Friday, September 26, 2014

As We Grow

The little girl ran, pumping her arms harder than she ever had before. Her cheeks were flushed with blood and her breath came out in short puffs--but she HAD to get there. Jumping over a log, she twirled once--twice--and nearly tripped forward as her sketchers caught underneath her. The sun was high and a soft breeze blew through the small park where the children played. But soon enough, she saw her. Giggling, the girl threw herself into the arms of her mother and she snuggled her warm cheek into the familiar neck. Her mother's arms wrapped around her and they sat there, content. 

I remember when I was younger and I was enthusiastic about everything. My grandma has recordings of me as a child singing and exclaiming (proudly) that I loved Jesus and I knew that he loved me. I was that kid who loved playing outside; who was a princess one day but a spy the next. Essentially, there wasn't a care in the world. So here is my question, where does that enthusiasm go?

Let's focus on the Jesus aspect (naturally), because I'm still that girl who wants to imagine that she is a spy, but where did the important excitement go? When I was in first grade I would proclaim the knowledge to Jesus to everyone I knew. When I was in fourth grade I would memorize up to five verses a week. But as I grew older, it began to fade.

I'm not completely off when I say that this is how it works for a lot of people.

So why?

The girl had grown.
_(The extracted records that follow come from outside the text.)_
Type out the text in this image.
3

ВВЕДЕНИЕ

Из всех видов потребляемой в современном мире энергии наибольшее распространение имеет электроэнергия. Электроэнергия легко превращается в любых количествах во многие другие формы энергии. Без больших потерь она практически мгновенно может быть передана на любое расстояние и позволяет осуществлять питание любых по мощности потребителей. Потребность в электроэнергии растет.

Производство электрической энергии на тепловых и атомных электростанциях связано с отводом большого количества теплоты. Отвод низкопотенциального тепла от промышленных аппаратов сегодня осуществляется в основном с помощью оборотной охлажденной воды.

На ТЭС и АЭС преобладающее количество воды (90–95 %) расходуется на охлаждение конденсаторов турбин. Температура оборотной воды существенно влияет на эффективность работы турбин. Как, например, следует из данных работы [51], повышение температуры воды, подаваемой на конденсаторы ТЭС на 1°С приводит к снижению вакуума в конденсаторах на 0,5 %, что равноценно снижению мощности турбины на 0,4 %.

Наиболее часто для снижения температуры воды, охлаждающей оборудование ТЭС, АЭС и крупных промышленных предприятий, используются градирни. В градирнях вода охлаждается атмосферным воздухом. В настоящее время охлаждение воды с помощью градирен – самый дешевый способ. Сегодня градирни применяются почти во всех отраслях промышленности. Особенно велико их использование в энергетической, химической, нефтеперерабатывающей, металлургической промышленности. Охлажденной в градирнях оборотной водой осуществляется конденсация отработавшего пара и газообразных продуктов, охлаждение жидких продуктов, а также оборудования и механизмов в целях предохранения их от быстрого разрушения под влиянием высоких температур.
Her sneakers turned into flats and her pigtails grew into curls. Her eyes got bigger and her mind grew wider. She began to see the world around her. Standing in front of the mirror, the 15 year old turned one way and then shifted the next, her heart in her throat. There was too much fat here, not enough curve there. Her friends looked differently, they looked better. They had boyfriends. Someone had commented about her clothes earlier that day. She needed to watch what she ate. 

"Honey, we have to leave if we want to make it to church!" Her mother yelled from downstairs. Drawing in a deep breath, the girl bit her lip and met her own eyes in the clear reflection. She wanted to cry. She really didn't want to go. 

It took her a moment or two before she grabbed onto her old worn Bible and tore her eyes away from the mirror. It wasn't as if she had a choice in the first place. "COMING!"

As we grow older the world starts to unravel in front of us. Our innocent and naive minds start to open up and suddenly we are sucked into this dark world that is laid in front of us. We are born human with human thoughts and with human sins; but thankfully Christ was set in front of us to open up the light and the path that we need to follow. Yet the older we get, the harder it becomes to see Him. Whereas these stories aren't particularly about me, I can certainly relate with some of the moments and thoughts that come with them. I remember planning to go to church and then suddenly turning around and not wanting to go. I'd rather be watching TV, or reading, or even just lurking in my own 'miserable' thoughts.

As we get older the tides change. Christ's light begins to fade, and the World's haze takes its place. Try as we must, it is a hard journey and it takes a constant thought. There is a reason that Christ's path is a narrow one, because you have to want it and you have to seek it.

The woman sat at the kitchen table and sipped at her coffee cup. Somewhere in the background she could hear the baby crying, and in the other room her husband was getting ready for church. She should be getting dressed. Inhaling, she shifted her kindle in front of her and read through the first few lines of a chapter. 
"Hey, we are leaving in ten; shouldn't you get dressed?" He asked while walking into the room--he was buttoning up his shirt. The woman took another sip of her coffee--she was so tired. 
"I think I'll stay home today. The baby is in an irritated mood." Another excuse. This had been the fourth one this month. She didn't know why he kept asking. 
He looked at her for a minute before turning away and filling up his own mug with coffee. "Yeah. Okay. Next week then." 
"Next week." She agreed. 

It is easy to get caught up with the world. It is easy to forget and to tuck Christ away. How often is it that we turn Him into a checklist? Something to cross off the list and move on with the day? Do we not realize that Christ is EVERYTHING that we could possibly need with the world? That he is of us and we should be of him? That he loves us and cares for us and protects us? That he died for us?

Guys, God is not a chore. He is not a motivational tool to pick you up only on rainy days. He is GOD. And he deserves to have a relationship with us. He deserves our enthusiasm and we will never be worthy of what he has to offer us.

Sure, we will never be as innocent as we once were as children. And we now see the pain that the world holds--but instead of looking at it as a wound, glance at this as a shift. God simply shifts from the role of 'Jesus Loves Me' sing song to the Father and protector that we all need. He is our light and he is our path and he is our way.

And finally, he will never let us go. God is relentless and he will speak to us time and time again; and it is up to us to listen. We are Christ's children and he loves us more than anything.

A girl will always be her father's 'little girl', whether or not she still wears pigtails; and we will always be God's children. It's just time for you to look up and rekindle the relationship you once had as a child. Because it's never to late.